A 19-year-old female was hospitalized to the intensive care unit for the management of severe preeclampsia during her 17th week of gestation. Her past medical history was unremarkable. She presented with symptoms of headache, palpitations, abdominal pain, nausea, and vomiting of 1 week duration. Upon initial evaluation, she was noted to have severe hypertension, BP 173/114 mmHg. The rest of the vital signs were pulse 98 beats/min, temperature 36.5°C, and oxygen saturation of 99% in room air. Physical examination revealed mild, diffuse abdominal tenderness to palpation and mild, symmetric peripheral edema. The remainder of the systemic examination was normal. Laboratory investigations were significant for marked proteinuria, bland urine sediment examination, and mild elevation of hepatic enzymes, elevated serum uric acid, and a normal renal function.

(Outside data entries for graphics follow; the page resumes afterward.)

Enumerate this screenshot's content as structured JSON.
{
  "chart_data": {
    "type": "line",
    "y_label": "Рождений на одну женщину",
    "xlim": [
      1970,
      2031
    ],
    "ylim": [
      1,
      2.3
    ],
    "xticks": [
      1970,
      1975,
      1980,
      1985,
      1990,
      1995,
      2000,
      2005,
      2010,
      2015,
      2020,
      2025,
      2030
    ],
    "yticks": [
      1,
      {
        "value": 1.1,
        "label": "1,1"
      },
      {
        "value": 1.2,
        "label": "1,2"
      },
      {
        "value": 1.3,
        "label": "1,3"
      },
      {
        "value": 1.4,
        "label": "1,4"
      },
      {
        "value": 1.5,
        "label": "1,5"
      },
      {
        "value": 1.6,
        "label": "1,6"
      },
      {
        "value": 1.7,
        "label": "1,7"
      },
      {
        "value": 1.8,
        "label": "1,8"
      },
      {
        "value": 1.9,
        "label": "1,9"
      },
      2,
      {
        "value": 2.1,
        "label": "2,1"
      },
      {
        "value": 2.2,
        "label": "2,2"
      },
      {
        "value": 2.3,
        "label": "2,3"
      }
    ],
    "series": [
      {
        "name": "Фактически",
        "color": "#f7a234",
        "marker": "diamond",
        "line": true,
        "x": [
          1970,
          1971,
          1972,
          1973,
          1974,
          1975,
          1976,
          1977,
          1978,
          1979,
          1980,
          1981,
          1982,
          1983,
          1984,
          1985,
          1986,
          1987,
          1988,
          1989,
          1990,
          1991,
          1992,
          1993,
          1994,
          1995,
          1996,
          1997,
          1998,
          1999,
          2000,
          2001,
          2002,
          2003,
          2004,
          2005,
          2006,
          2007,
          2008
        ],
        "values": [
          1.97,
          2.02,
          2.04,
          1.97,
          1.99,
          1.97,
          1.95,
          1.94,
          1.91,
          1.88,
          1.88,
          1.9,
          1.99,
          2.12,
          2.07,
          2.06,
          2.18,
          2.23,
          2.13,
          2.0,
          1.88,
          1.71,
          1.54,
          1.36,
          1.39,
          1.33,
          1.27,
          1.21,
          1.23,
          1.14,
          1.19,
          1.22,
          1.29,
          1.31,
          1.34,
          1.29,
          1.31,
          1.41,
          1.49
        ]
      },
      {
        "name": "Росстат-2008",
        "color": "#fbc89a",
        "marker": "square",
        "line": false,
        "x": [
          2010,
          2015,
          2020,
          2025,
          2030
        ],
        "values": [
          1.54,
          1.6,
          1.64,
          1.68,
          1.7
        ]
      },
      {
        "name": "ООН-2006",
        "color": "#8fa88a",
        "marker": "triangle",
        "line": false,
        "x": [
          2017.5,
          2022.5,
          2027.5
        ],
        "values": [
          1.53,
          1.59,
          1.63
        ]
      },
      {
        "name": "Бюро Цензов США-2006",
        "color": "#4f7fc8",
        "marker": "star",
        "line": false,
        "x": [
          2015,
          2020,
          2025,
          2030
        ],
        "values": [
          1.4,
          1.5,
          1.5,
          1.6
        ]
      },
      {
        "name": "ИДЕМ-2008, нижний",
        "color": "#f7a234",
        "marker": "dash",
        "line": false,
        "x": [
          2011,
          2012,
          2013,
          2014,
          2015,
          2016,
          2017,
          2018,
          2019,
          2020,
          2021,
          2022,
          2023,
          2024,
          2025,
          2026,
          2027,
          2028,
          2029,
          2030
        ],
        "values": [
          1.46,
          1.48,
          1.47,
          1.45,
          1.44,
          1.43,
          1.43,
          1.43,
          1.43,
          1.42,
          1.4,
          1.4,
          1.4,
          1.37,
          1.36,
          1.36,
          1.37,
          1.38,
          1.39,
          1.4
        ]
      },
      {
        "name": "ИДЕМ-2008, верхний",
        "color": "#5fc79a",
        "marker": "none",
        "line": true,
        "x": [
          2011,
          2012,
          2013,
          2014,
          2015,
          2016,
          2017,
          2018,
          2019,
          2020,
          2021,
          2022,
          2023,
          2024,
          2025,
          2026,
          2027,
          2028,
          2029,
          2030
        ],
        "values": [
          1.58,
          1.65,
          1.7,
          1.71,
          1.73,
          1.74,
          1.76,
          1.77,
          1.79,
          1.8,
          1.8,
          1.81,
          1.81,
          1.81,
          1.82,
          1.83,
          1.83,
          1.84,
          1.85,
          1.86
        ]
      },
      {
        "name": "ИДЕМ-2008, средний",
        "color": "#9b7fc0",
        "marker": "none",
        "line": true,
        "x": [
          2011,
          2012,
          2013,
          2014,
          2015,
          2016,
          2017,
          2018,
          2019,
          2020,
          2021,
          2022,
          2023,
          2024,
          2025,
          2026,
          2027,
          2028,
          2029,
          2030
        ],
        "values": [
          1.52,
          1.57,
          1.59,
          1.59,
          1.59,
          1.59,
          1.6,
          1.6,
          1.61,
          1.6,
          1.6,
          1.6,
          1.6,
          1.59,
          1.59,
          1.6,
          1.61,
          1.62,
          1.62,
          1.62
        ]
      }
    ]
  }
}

Her admission blood gas showed a nonanion gap metabolic acidosis with mild respiratory alkalosis (pH: 7.37, bicarbonate: 15 mmol/L, PCO ₂ : 27 mmHg and PO ₂ : 106 mmHg, anion gap: 8 mmol/L).

An obstetric ultrasound was done revealing holoprosencephaly, enlarged anterior placenta with extremely elevated βHCG levels (2,285,500 mIU/mL), suggesting partial molar pregnancy.

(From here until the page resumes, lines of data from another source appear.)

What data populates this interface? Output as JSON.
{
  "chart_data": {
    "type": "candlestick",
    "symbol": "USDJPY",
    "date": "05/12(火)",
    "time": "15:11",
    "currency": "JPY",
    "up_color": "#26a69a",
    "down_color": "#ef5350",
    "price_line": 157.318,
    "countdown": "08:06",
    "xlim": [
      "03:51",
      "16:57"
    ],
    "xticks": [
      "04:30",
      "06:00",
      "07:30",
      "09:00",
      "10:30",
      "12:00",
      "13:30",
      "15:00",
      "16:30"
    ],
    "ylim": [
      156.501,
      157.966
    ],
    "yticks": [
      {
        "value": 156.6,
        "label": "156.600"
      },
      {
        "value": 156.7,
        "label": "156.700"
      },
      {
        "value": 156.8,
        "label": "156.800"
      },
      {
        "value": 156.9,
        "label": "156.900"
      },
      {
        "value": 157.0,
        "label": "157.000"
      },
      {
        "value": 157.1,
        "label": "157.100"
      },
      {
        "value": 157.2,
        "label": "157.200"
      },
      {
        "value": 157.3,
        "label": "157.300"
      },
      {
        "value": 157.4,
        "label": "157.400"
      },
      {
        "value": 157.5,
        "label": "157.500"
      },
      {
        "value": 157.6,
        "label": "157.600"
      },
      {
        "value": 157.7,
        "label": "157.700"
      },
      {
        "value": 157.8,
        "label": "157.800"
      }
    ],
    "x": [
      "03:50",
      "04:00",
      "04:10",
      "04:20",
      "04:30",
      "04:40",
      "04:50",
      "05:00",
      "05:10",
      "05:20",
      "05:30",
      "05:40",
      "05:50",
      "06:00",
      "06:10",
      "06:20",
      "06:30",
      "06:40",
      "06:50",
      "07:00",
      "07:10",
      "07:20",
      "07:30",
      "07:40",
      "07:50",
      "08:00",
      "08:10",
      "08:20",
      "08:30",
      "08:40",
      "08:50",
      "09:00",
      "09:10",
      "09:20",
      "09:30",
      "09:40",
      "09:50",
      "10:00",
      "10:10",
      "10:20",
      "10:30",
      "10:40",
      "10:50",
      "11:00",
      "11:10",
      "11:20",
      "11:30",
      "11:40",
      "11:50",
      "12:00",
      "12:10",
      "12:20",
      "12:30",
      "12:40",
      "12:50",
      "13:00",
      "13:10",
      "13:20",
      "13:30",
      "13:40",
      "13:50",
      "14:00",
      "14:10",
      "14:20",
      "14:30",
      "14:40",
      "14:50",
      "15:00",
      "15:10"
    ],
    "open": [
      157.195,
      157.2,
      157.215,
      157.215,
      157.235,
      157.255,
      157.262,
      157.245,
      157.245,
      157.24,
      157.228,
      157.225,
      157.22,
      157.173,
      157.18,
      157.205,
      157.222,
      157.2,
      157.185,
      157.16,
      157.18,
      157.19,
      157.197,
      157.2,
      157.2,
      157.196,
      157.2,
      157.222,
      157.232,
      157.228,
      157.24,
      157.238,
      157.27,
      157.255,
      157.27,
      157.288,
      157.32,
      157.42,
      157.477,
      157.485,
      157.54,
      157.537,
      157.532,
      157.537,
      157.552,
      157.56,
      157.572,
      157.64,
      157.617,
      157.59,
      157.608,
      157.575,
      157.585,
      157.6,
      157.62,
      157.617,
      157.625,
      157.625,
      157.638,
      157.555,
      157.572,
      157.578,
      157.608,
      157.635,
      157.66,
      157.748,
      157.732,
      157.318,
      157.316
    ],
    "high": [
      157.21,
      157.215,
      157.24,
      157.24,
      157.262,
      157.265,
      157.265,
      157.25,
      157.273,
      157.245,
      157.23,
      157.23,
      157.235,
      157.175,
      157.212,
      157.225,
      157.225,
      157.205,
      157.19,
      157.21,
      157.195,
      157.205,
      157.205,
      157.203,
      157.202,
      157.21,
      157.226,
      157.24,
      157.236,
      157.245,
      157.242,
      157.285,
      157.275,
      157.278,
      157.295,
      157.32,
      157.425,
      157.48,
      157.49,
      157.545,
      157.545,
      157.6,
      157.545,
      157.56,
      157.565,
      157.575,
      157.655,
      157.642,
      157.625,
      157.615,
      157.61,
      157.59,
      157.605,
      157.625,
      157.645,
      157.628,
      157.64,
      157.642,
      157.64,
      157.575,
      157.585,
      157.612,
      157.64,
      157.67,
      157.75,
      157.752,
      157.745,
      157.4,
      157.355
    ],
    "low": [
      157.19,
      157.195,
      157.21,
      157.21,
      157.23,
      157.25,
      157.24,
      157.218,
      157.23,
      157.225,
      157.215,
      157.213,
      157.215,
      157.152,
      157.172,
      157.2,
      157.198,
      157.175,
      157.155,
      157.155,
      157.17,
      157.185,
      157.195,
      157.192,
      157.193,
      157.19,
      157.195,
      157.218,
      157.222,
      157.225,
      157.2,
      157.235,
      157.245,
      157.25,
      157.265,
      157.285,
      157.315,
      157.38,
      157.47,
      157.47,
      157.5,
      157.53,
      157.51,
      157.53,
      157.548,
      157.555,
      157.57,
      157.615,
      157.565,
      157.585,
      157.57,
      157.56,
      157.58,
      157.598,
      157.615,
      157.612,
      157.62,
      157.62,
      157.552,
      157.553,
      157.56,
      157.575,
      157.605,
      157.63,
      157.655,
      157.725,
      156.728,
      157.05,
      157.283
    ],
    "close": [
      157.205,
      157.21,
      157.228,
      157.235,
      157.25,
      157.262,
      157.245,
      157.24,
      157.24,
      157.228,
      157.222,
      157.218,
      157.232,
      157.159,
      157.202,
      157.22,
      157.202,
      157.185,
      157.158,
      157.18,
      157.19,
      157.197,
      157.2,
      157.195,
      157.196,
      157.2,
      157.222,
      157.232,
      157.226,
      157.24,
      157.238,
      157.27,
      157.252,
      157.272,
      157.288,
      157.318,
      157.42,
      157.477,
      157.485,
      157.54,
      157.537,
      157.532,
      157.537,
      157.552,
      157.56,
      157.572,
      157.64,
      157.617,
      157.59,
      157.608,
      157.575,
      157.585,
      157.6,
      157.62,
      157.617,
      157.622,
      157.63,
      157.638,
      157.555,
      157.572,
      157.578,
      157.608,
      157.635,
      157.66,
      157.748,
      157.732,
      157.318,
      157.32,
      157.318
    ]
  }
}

A diagnosis of early severe preeclampsia was made and the patient was managed with antihypertensive therapy; she was given three doses of intravenous (IV) hydralazine (total 25 mg), one dose of IV Labetalol 20 mg, and then was started on nicardipine infusion with a mean arterial pressure goal of 120 mmHg. She was also given multiple doses of furosemide to manage her volume status. One dose of sodium polystyrene sulfonate (Kayexalate) suspension (15 g) was given to manage her mild hyperkalemia. Infusion of magnesium sulfate in Lactate Ringer (40 g/500 mL) was started at a rate of 25 mL/h for seizure prophylaxis; the infusion was continued for the first 3 days of hospitalization with close neurologic and electrolytes monitoring. An urgent delivery of the fetus was indicated due to severe preeclampsia and fetal ultrasound findings incompatible with life, so a cesarean section was performed as per patient’s preference. Chromosomal examination of the fetal tissue led to a diagnosis of fetal triploid.

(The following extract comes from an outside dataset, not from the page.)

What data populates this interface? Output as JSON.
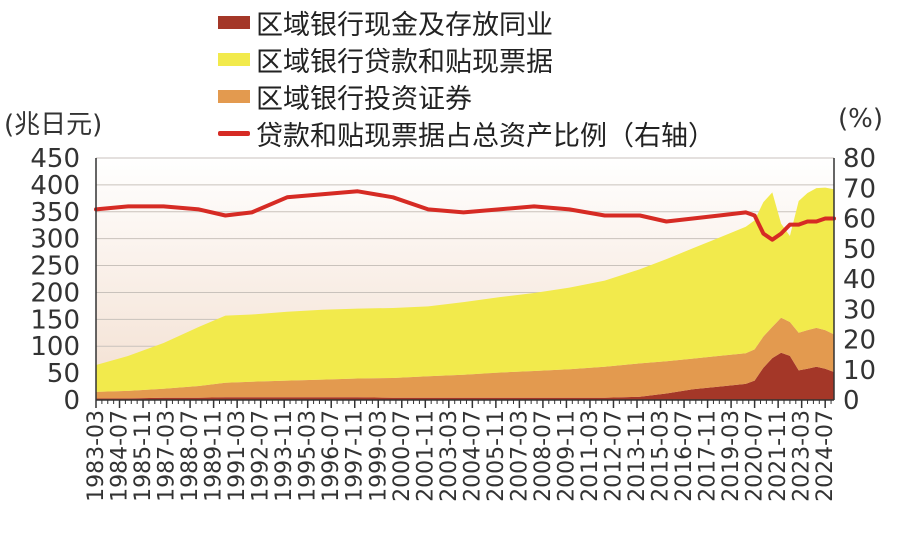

After delivery, the patient’s blood pressure started to improve gradually over the following few days. However, she was noted to have significant changes in serum calcium (6.5 mg/dL) and potassium (5.7 mEq/L) levels during that period, corresponding to high serum magnesium levels.

Work up for etiology of hyperkalemia included plasma aldosterone concentration (PAC) (19.2 ng/dL), plasma renin activity (PRA) (9.6 ng/mL/h), and a trans-tubular potassium gradient (TTKG) of 4.6. There was no evidence of hemolysis, acute decline in renal function, or administration of medications known to affect serum potassium levels such as NSAIDs, beta blockers, heparin, etc. Additionally, the patient was tested negative for HIV, hepatitis serology, and serum antinuclear antibodies (ANA). Also, her serum thyroid stimulating hormone (TSH) level was normal.